英国ETAが完全に稼働したことで、英国政府は不法移民として、あるいは犯罪行為やテロ行為を目的として入国する人々の数が大幅に減少することを十分に期待している。
バックグラウンド・チェック
現在のところ、英国のETA申請プロセスについて定められた一連のセキュリティ質問はないが、米国で運用されているESTAシステムで使用されているものを忠実に踏襲することが合理的に期待できる。 ESTAの質問は4つの基本的なトピックをカバーしています:
- 犯罪歴
- テロとの関連(およびテロ活動の疑い)
- 薬物の使用
- 入国履歴と過去のビザ
質問と回答は、英国ETA申請プロセスの重要な部分です。 セクションによっては非常に詳細なものもありますが、これは英国国境警備隊が、英国に入国する人々が身辺調査を可能な限り行っており、英国への入国許可が下りた後にいかなる危険ももたらさないことを保証しなければならないためです。
犯罪歴
英国のETA申請者は、犯罪による有罪判決の記録を完全に開示する必要があります。 運転違反や料金未払いなどの軽微な犯罪は、申請者の審査に悪影響を与えないかもしれないが、重大犯罪の実刑判決は確実に審査に影響する。
テロ関連リンク
世界各国はテロ攻撃の危険性について、これまで以上に警戒を強めている。 テロ犯罪で有罪判決を受けたり、既知のテロリストグループとつながりがあったり、紛争地域を訪れたりすると、英国のETAが認められる可能性が著しく低くなる。
薬物の使用
薬物乱用歴や違法薬物の売買歴は申請者の不利になりますが、問題の深刻さや、乱用や売買が行われた時期によって異なるため、拒否されない場合もあります。
移民の歴史
英国ETAの目的のひとつは、移民の英国への入国と不法残留を抑制することである。 過去に同様の犯罪歴、オーバーステイ、国外退去処分歴がある場合は、申請者の審査に不利となる。
病状または既往歴
アメリカのESTAでもうひとつ懸念されるのは、申請者の病歴である。 特にコロナウイルスが大流行した時期には、米国を訪れるすべての人に予防接種が義務づけられていた。 米国ESTAの質問では、伝染病や感染症も取り上げられた。 英国のETA申請書には、医学的背景に関する質問も含まれているかもしれないが、これについてはまだ不明である。
正直は最善の策
英国ETAの申請の大半は、ほとんど困難も遅延もなく処理され、許可されると予想される。 しかし、過去の経歴に多少なりとも問題のある申請者は、そのような違反を見逃し、申請が許可されることを期待して、虚偽の情報や誤解を招くような情報をフォームに記入したくなるかもしれない。
申請手続き
すべての申請書は、申請者の母国だけでなく、世界中の多数の警察およびセキュリティ・データベースと徹底的に照合されます。 申請用紙に記入された情報に誤りや明らかな虚偽があれば、それが発覚し、英国のETAは即座に却下される。
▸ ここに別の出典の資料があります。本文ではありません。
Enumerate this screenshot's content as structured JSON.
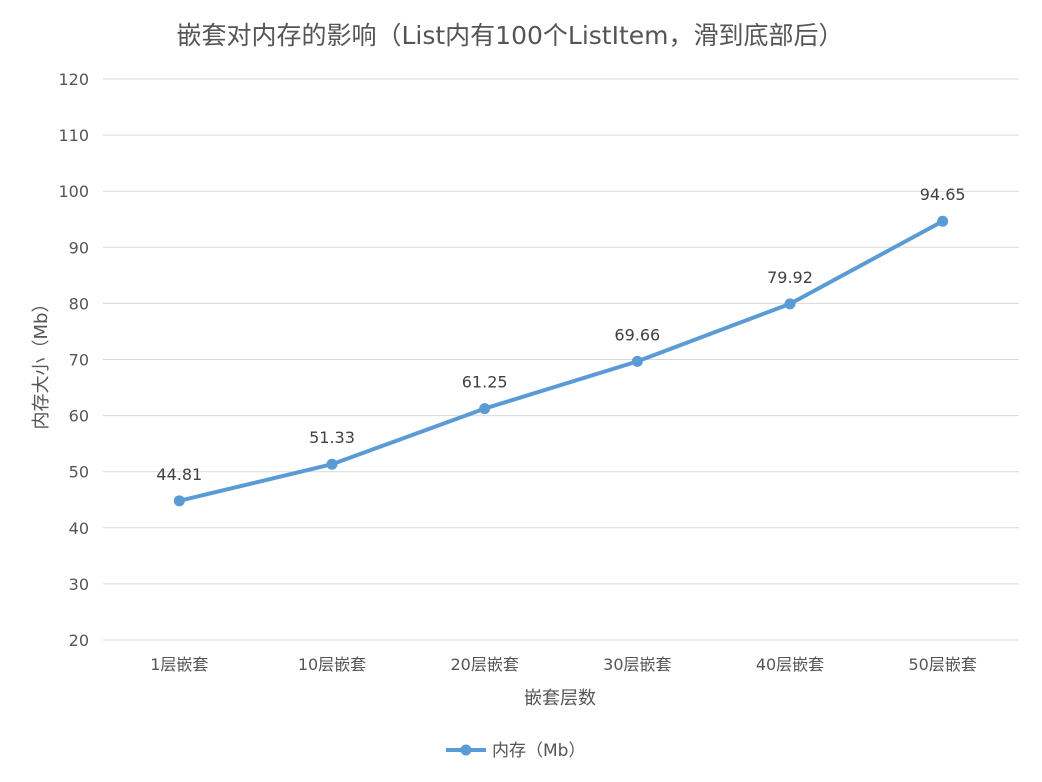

現在、不服申し立て手続きは提供されておらず、拒否は最終決定となる。 英国への入国を希望する者は、その理由が何であれ、英国ビザを申請しなければならない。
質問されたことは、完全かつ正直に答えなければならない。 申請者に重大な犯罪の前科がない限り、英国のETAが許可される可能性は常にあります。 虚偽の情報を提供したり、正直に答えなかったりすると、断られたり失望させられたりするだけだ。